Sale boss Alex Sanderson has this week recalled the trouble Chris Ashton encountered on his 2014 visit to Belfast with Saracens to try and get his Sharks up for this Saturday night’s must-win Heineken Champions Cup encounter with Ulster. Both the Gallagher Premiership and URC clubs currently sit outside the qualification cut-off point in Pool B, ninth place Sale on five points with Ulster placed tenth with three points.

That situation has set up a winner-takes-all situation at Kingspan Stadium and Sanderson, the former long-serving Saracens assistant, has been telling his Sale players about what took place nine years ago when playing away in Ireland with a Premiership club.

At the time, Ulster were one of European rugby’s heavyweight teams as they had contested the 2012 final versus Leinster and having been defeated by Saracens back at Twickenham in a 2013 quarter-final, the Irish province was determined to make home advantage count in its 2014 last-eight rematch with the Londoners.

With Ulster’s Jared Payne red-carded just four minutes into the tie, Saracens went on to narrowly win 17-15 and the poorly received celebrations of the two-try Ashton were remembered this week by Sanderson when preparing his Sale team for the huge challenge that lies ahead.

“It is still a really worthwhile and brilliant competition for the exposure that it gives these lads on a bigger stage,” said Sanderson when asked by RugbyPass to sum up the pulse-racing confrontation that awaits Sale in round four of the revamped Champions Cup.

“There is no substitute for that experience, having to go to a really partisan crowd like Ravenhill.

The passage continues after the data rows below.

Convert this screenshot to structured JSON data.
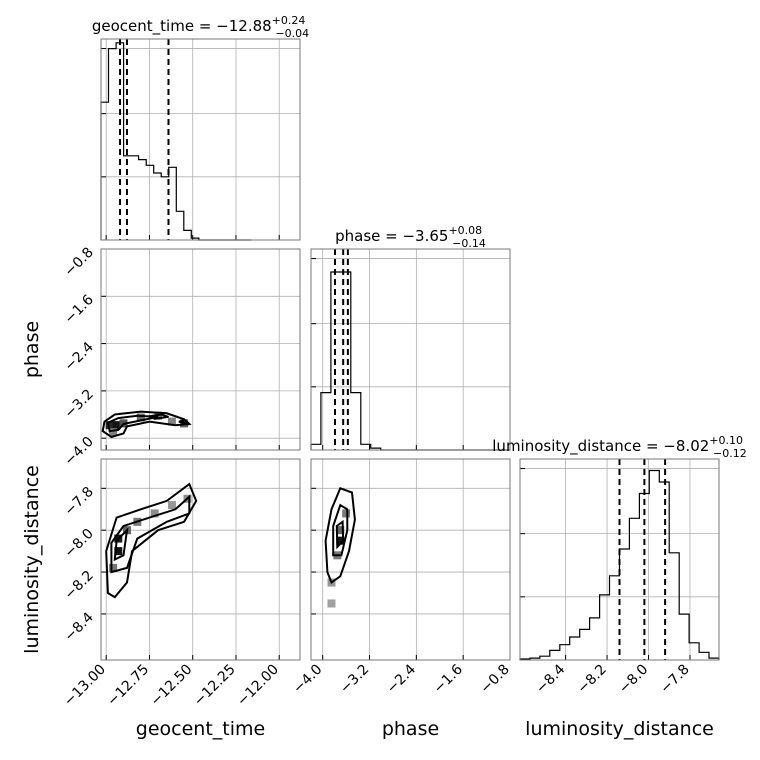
{
  "chart_data": {
    "type": "corner",
    "parameters": [
      {
        "key": "geocent_time",
        "label": "geocent_time",
        "median": "−12.88",
        "err_plus": "+0.24",
        "err_minus": "−0.04",
        "title_prefix": "geocent_time = −12.88",
        "range": [
          -13.03,
          -11.88
        ],
        "ticks": [
          -13.0,
          -12.75,
          -12.5,
          -12.25,
          -12.0
        ],
        "tick_labels": [
          "−13.00",
          "−12.75",
          "−12.50",
          "−12.25",
          "−12.00"
        ],
        "quantiles": [
          -12.92,
          -12.88,
          -12.64
        ],
        "hist_edges": [
          -13.03,
          -12.9865,
          -12.943,
          -12.8995,
          -12.856,
          -12.8125,
          -12.769,
          -12.7255,
          -12.682,
          -12.6385,
          -12.595,
          -12.5515,
          -12.508,
          -12.4645,
          -12.421,
          -12.3775,
          -12.334,
          -12.2905,
          -12.247,
          -12.2035,
          -12.16
        ],
        "hist_counts": [
          0.72,
          1.0,
          1.03,
          0.44,
          0.44,
          0.42,
          0.39,
          0.35,
          0.33,
          0.38,
          0.15,
          0.05,
          0.01,
          0,
          0,
          0,
          0,
          0,
          0,
          0
        ]
      },
      {
        "key": "phase",
        "label": "phase",
        "median": "−3.65",
        "err_plus": "+0.08",
        "err_minus": "−0.14",
        "title_prefix": "phase = −3.65",
        "range": [
          -4.2,
          -0.8
        ],
        "ticks": [
          -4.0,
          -3.2,
          -2.4,
          -1.6,
          -0.8
        ],
        "tick_labels": [
          "−4.0",
          "−3.2",
          "−2.4",
          "−1.6",
          "−0.8"
        ],
        "quantiles": [
          -3.79,
          -3.65,
          -3.57
        ],
        "hist_edges": [
          -4.2,
          -4.03,
          -3.86,
          -3.69,
          -3.52,
          -3.35,
          -3.18,
          -3.01,
          -2.84,
          -2.67,
          -2.5,
          -2.33,
          -2.16,
          -1.99,
          -1.82,
          -1.65,
          -1.48,
          -1.31,
          -1.14,
          -0.97,
          -0.8
        ],
        "hist_counts": [
          0.03,
          0.3,
          0.93,
          0.93,
          0.3,
          0.03,
          0.01,
          0,
          0,
          0,
          0,
          0,
          0,
          0,
          0,
          0,
          0,
          0,
          0,
          0
        ]
      },
      {
        "key": "luminosity_distance",
        "label": "luminosity_distance",
        "median": "−8.02",
        "err_plus": "+0.10",
        "err_minus": "−0.12",
        "title_prefix": "luminosity_distance = −8.02",
        "range": [
          -8.62,
          -7.66
        ],
        "ticks": [
          -8.4,
          -8.2,
          -8.0,
          -7.8
        ],
        "tick_labels": [
          "−8.4",
          "−8.2",
          "−8.0",
          "−7.8"
        ],
        "quantiles": [
          -8.14,
          -8.02,
          -7.92
        ],
        "hist_edges": [
          -8.62,
          -8.572,
          -8.524,
          -8.476,
          -8.428,
          -8.38,
          -8.332,
          -8.284,
          -8.236,
          -8.188,
          -8.14,
          -8.092,
          -8.044,
          -7.996,
          -7.948,
          -7.9,
          -7.852,
          -7.804,
          -7.756,
          -7.708,
          -7.66
        ],
        "hist_counts": [
          0.005,
          0.01,
          0.02,
          0.05,
          0.08,
          0.12,
          0.16,
          0.22,
          0.34,
          0.44,
          0.58,
          0.74,
          0.87,
          0.99,
          0.93,
          0.56,
          0.24,
          0.09,
          0.04,
          0.01
        ]
      }
    ],
    "hist_ylim": [
      0,
      1.05
    ],
    "hist_yticks": [
      0.33,
      0.66,
      1.0
    ],
    "grid": true,
    "pairs": [
      {
        "x": "geocent_time",
        "y": "phase",
        "density_cells": [
          {
            "x": -12.98,
            "y": -3.78,
            "v": 0.9
          },
          {
            "x": -12.94,
            "y": -3.78,
            "v": 1.0
          },
          {
            "x": -12.9,
            "y": -3.75,
            "v": 0.7
          },
          {
            "x": -12.8,
            "y": -3.65,
            "v": 0.55
          },
          {
            "x": -12.7,
            "y": -3.62,
            "v": 0.5
          },
          {
            "x": -12.62,
            "y": -3.72,
            "v": 0.45
          },
          {
            "x": -12.55,
            "y": -3.75,
            "v": 0.6
          },
          {
            "x": -12.96,
            "y": -3.9,
            "v": 0.45
          }
        ],
        "contours": [
          [
            [
              -13.01,
              -3.72
            ],
            [
              -12.95,
              -3.6
            ],
            [
              -12.8,
              -3.55
            ],
            [
              -12.65,
              -3.58
            ],
            [
              -12.55,
              -3.68
            ],
            [
              -12.52,
              -3.76
            ],
            [
              -12.6,
              -3.78
            ],
            [
              -12.75,
              -3.72
            ],
            [
              -12.88,
              -3.8
            ],
            [
              -12.9,
              -3.92
            ],
            [
              -12.97,
              -3.98
            ],
            [
              -13.02,
              -3.88
            ],
            [
              -13.01,
              -3.72
            ]
          ],
          [
            [
              -12.99,
              -3.74
            ],
            [
              -12.93,
              -3.66
            ],
            [
              -12.82,
              -3.62
            ],
            [
              -12.7,
              -3.64
            ],
            [
              -12.8,
              -3.7
            ],
            [
              -12.9,
              -3.76
            ],
            [
              -12.93,
              -3.86
            ],
            [
              -12.98,
              -3.88
            ],
            [
              -12.99,
              -3.74
            ]
          ],
          [
            [
              -12.75,
              -3.63
            ],
            [
              -12.68,
              -3.6
            ],
            [
              -12.64,
              -3.64
            ],
            [
              -12.72,
              -3.67
            ],
            [
              -12.75,
              -3.63
            ]
          ],
          [
            [
              -12.58,
              -3.72
            ],
            [
              -12.54,
              -3.7
            ],
            [
              -12.53,
              -3.76
            ],
            [
              -12.58,
              -3.72
            ]
          ]
        ]
      },
      {
        "x": "geocent_time",
        "y": "luminosity_distance",
        "density_cells": [
          {
            "x": -12.93,
            "y": -8.04,
            "v": 0.95
          },
          {
            "x": -12.93,
            "y": -8.1,
            "v": 1.0
          },
          {
            "x": -12.88,
            "y": -8.0,
            "v": 0.6
          },
          {
            "x": -12.82,
            "y": -7.96,
            "v": 0.5
          },
          {
            "x": -12.72,
            "y": -7.92,
            "v": 0.4
          },
          {
            "x": -12.62,
            "y": -7.88,
            "v": 0.35
          },
          {
            "x": -12.53,
            "y": -7.85,
            "v": 0.4
          },
          {
            "x": -12.96,
            "y": -8.18,
            "v": 0.5
          }
        ],
        "contours": [
          [
            [
              -12.99,
              -8.3
            ],
            [
              -13.0,
              -8.1
            ],
            [
              -12.94,
              -7.94
            ],
            [
              -12.8,
              -7.9
            ],
            [
              -12.65,
              -7.86
            ],
            [
              -12.52,
              -7.78
            ],
            [
              -12.48,
              -7.86
            ],
            [
              -12.55,
              -7.96
            ],
            [
              -12.7,
              -8.0
            ],
            [
              -12.85,
              -8.1
            ],
            [
              -12.88,
              -8.25
            ],
            [
              -12.95,
              -8.32
            ],
            [
              -12.99,
              -8.3
            ]
          ],
          [
            [
              -12.97,
              -8.2
            ],
            [
              -12.97,
              -8.06
            ],
            [
              -12.9,
              -7.98
            ],
            [
              -12.75,
              -7.94
            ],
            [
              -12.6,
              -7.9
            ],
            [
              -12.52,
              -7.84
            ],
            [
              -12.52,
              -7.92
            ],
            [
              -12.65,
              -7.96
            ],
            [
              -12.82,
              -8.04
            ],
            [
              -12.88,
              -8.18
            ],
            [
              -12.97,
              -8.2
            ]
          ],
          [
            [
              -12.95,
              -8.14
            ],
            [
              -12.94,
              -8.05
            ],
            [
              -12.88,
              -8.0
            ],
            [
              -12.9,
              -8.12
            ],
            [
              -12.95,
              -8.14
            ]
          ]
        ]
      },
      {
        "x": "phase",
        "y": "luminosity_distance",
        "density_cells": [
          {
            "x": -3.7,
            "y": -8.0,
            "v": 0.6
          },
          {
            "x": -3.7,
            "y": -8.05,
            "v": 1.0
          },
          {
            "x": -3.6,
            "y": -7.92,
            "v": 0.5
          },
          {
            "x": -3.75,
            "y": -8.12,
            "v": 0.5
          },
          {
            "x": -3.85,
            "y": -8.25,
            "v": 0.35
          },
          {
            "x": -3.85,
            "y": -8.35,
            "v": 0.3
          }
        ],
        "contours": [
          [
            [
              -3.92,
              -8.2
            ],
            [
              -3.95,
              -8.05
            ],
            [
              -3.85,
              -7.9
            ],
            [
              -3.7,
              -7.8
            ],
            [
              -3.5,
              -7.82
            ],
            [
              -3.45,
              -7.95
            ],
            [
              -3.55,
              -8.1
            ],
            [
              -3.7,
              -8.22
            ],
            [
              -3.85,
              -8.25
            ],
            [
              -3.92,
              -8.2
            ]
          ],
          [
            [
              -3.82,
              -8.12
            ],
            [
              -3.82,
              -7.98
            ],
            [
              -3.7,
              -7.88
            ],
            [
              -3.58,
              -7.9
            ],
            [
              -3.58,
              -8.0
            ],
            [
              -3.68,
              -8.12
            ],
            [
              -3.82,
              -8.12
            ]
          ],
          [
            [
              -3.75,
              -8.08
            ],
            [
              -3.76,
              -7.98
            ],
            [
              -3.66,
              -7.96
            ],
            [
              -3.65,
              -8.05
            ],
            [
              -3.75,
              -8.08
            ]
          ]
        ]
      }
    ]
  }
}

I’ve been trying to describe it to the lads this week. I went there in a quarter-final with Saracens and there was a mob of supporters waiting for Chris Ashton to beat him up - and we should have let them have him. He swan-dived twice, he should have just scored the tries humbly. We looked after him, we snuck him out.

“But you don’t get there, do you, you don’t get that kind of partisan crowd so much in the Premiership. Maybe a little bit at Gloucester. So all these kind of experiences makes them grow as people, makes them grow as players, so it is still really exciting for me even though it [the Premiership’s financial situation] makes my job a little more difficult. We know what is coming, it’s going to be a fair old ding-dong.”

Heading into the final round of the pool stages, four Premiership clubs (Sale, London Irish, Northampton and Gloucester) occupy elimination places outside the qualification cutoff for the round of 16. That is more than the Top 14’s three strugglers (Lyon, Bordeaux and Castres) and just one URC club (Ulster).

Each of the three leagues provided eight teams in the 24-strong tournament and the current playoff picture left Sanderson ruminating about the current trouble with the sustainability of professional club rugby in England. “We don’t get the support from the union, the government agencies or whatever it might be that the French get… and we need to have multiple streams of revenues to have this (salary) cap to come back up again.

“Let’s not beat around the bush, there is a world recession going on. My brother (fellow ex-England international Pat) works in the banking industry so the people directly affected by this are philanthropist owners, so they are getting the squeeze as well so I understand it from their point of view.

“That is what is affecting the finance. Your eyes aren’t open to it if you think everything is rosy. You have to do what you can to make the best out of what is a difficult situation right now and a lot of the Premiership clubs are kind of buying into that.”